Interestingly enough, the book is no mere account of the story, but began as an assignment Gruwell gave her classes which she modeled after Anne Frank: The Diary of a Young Girl. Anne Frank, as well as Bosnian Zlata Filipovic, had become a source of inspiration to Gruwell’s classes. Each student was to keep record of their lives in journals, writing daily entries. The book is a composition of those student diaries.
Names have been removed from the entries in order to both, as the Freedom Writers’ note, “protect (the entrant’s) anonymity and illustrate the universality of their experiences.” The reader can therefore relate more readily to a particular entry without another name being attached to it.

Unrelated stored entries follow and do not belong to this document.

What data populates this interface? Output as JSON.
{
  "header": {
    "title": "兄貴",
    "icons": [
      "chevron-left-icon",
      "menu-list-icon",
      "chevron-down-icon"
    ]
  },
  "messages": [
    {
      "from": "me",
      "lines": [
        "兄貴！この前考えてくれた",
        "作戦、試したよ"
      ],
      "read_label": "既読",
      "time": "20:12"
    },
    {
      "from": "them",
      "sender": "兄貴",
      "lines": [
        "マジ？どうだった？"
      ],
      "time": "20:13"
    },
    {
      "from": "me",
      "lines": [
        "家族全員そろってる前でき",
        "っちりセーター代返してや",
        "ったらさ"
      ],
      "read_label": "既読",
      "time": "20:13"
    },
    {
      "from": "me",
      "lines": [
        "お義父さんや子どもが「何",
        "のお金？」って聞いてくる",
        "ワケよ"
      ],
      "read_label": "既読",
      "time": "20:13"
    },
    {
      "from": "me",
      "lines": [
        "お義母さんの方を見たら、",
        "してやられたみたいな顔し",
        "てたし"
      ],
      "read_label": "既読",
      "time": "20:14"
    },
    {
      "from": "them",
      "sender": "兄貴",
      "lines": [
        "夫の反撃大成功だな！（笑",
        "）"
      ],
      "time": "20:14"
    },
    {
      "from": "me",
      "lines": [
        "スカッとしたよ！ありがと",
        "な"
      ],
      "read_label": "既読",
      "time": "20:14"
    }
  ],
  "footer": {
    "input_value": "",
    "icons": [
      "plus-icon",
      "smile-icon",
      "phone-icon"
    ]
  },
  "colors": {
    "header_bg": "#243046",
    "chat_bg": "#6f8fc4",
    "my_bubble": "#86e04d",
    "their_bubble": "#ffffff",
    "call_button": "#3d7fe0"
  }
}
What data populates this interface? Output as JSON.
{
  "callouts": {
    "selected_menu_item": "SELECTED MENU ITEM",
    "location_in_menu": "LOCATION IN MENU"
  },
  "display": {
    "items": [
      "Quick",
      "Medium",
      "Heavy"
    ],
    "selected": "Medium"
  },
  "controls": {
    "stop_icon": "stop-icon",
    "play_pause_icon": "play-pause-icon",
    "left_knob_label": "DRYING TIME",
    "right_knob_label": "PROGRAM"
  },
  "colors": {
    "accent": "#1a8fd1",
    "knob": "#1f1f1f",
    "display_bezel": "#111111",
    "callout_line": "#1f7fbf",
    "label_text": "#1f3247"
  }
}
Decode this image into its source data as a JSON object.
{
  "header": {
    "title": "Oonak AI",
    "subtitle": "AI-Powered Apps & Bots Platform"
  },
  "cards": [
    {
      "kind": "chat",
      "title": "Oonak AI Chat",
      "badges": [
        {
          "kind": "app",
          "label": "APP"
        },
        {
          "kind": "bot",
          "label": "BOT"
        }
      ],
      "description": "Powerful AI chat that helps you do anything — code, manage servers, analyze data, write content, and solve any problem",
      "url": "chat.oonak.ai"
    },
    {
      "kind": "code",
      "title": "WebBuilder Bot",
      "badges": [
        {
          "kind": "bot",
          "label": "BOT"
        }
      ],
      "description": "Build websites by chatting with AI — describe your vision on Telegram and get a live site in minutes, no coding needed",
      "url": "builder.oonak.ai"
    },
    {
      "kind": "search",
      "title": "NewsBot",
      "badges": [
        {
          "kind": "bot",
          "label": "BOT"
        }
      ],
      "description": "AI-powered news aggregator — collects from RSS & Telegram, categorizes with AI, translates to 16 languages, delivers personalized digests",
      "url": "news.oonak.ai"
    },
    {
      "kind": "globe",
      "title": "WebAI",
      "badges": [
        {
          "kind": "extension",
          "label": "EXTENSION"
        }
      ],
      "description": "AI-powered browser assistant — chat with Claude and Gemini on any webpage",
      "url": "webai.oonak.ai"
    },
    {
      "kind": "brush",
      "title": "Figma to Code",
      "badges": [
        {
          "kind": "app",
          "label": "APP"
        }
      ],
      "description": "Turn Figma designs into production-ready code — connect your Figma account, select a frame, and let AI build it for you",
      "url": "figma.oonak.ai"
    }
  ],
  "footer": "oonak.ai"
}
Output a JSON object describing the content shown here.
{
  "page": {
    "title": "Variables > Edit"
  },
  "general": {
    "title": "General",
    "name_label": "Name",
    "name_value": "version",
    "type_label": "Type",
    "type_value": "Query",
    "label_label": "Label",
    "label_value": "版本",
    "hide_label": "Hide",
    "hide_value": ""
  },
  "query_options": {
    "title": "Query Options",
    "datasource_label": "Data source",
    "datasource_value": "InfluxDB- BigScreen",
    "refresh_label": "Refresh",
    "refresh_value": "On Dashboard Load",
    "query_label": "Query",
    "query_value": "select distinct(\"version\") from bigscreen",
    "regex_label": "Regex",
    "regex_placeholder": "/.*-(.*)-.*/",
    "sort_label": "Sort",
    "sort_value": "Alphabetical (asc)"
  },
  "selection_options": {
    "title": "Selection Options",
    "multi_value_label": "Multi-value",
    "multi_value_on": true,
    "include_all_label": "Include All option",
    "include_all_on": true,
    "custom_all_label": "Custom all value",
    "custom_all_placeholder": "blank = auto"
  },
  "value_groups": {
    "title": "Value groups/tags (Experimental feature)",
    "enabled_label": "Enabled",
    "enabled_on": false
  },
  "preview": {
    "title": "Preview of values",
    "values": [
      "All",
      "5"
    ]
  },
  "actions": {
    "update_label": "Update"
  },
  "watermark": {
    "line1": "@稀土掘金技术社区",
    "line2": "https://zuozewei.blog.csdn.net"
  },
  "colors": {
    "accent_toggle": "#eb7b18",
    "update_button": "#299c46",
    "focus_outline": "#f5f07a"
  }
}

Gruwell’s lessons were not limited by the classroom either. She showed her students the impossible could happen by taking them on extravagant field trips and by bringing famous speakers to visit them. Included in this was the Freedom Writers’ trip to Washington, D.C. as well as entreating Miep Gies, the woman who housed Anne Frank during the Holocaust, to pay a visit to the group.
Though these events are only a few of what the class managed to accomplish, they in and of themselves are extraordinary.
Even more extraordinary than these successes, was the path Gruwell lead her students on. She not only bettered their high school years, but bestowed hope for the future upon them. In order to not ruin the ending, those interested should pick up the book to see how Gruwell accomplished that.
In all, the book is an account of Gruwell’s classes, beginning with her first class in their freshman year. The diaries follow that first class through its senior year, as well as including new additions over the years.
By the end of the book, the group of Freedom Writers had grown to 150 members. There is no doubt that this book is proof of the impact one person can have over many lives; in this case, 150 lives were affected. And, if all follows suit, that’s 150 lives that will go on to influence more. Freedom Writers Diary is a novel that deserves a chance.